Another well-known commonality of autocrats, Collins writes, is to drumbeat various inventions about conspiracies of the elite against the people; consistently claiming that "utopia [is] just around the corner, if only the corrupt elite had cared to venture there." Another tell is that the propagandist/autocrat self-portrays as leading efforts to "rise above the smears, and ludicrous slanders from ludicrous reporters." Yet another tell is to claim "a lot of people are saying," as authority for some preposterous drivel. Apparently, this is all in every days' "work" for the self-dealing autocrat.

Collins's book is a worthwhile and reassuring read at this time. Engagingly brief also is his description of rhetoric as a positive, developed canon of principle and knowledge. This addresses my pet peeve about the educators or others who preface their analyses of propaganda with long preachy explanations of rhetoric. Please, would you please put your energy and words toward the better use of rhetoric's tools of analysis that have been around for some 2,400 years. 

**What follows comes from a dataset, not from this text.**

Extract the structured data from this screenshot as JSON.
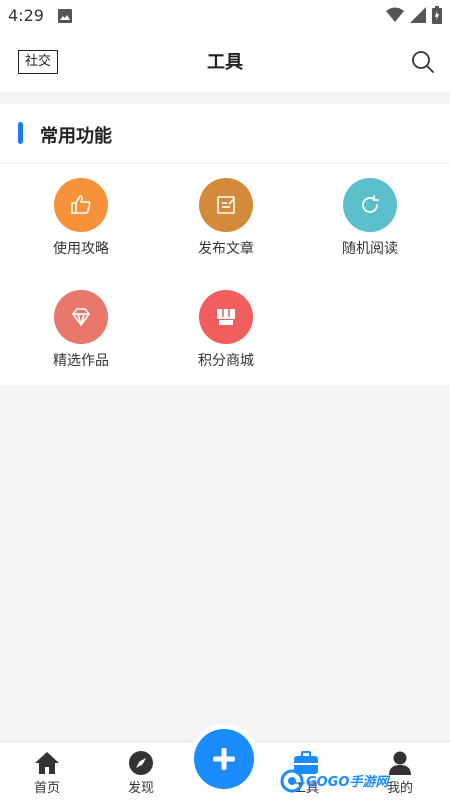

How about we all do what we can to edge the understanding of rhetoric, as other than a pejorative, into the popular imagination and, as a system for living, back into the mainstream of all educational curricula! 

Maybe then the vain regrets I recently read about The Lost Tools of Learning, in a booklet published in Oxford in 1947, would actually go to some purpose. Maybe then, just maybe a propagandist wouldn't have such an unchecked path. 

Maybe a propagandist could be caught out and stopped in time in future.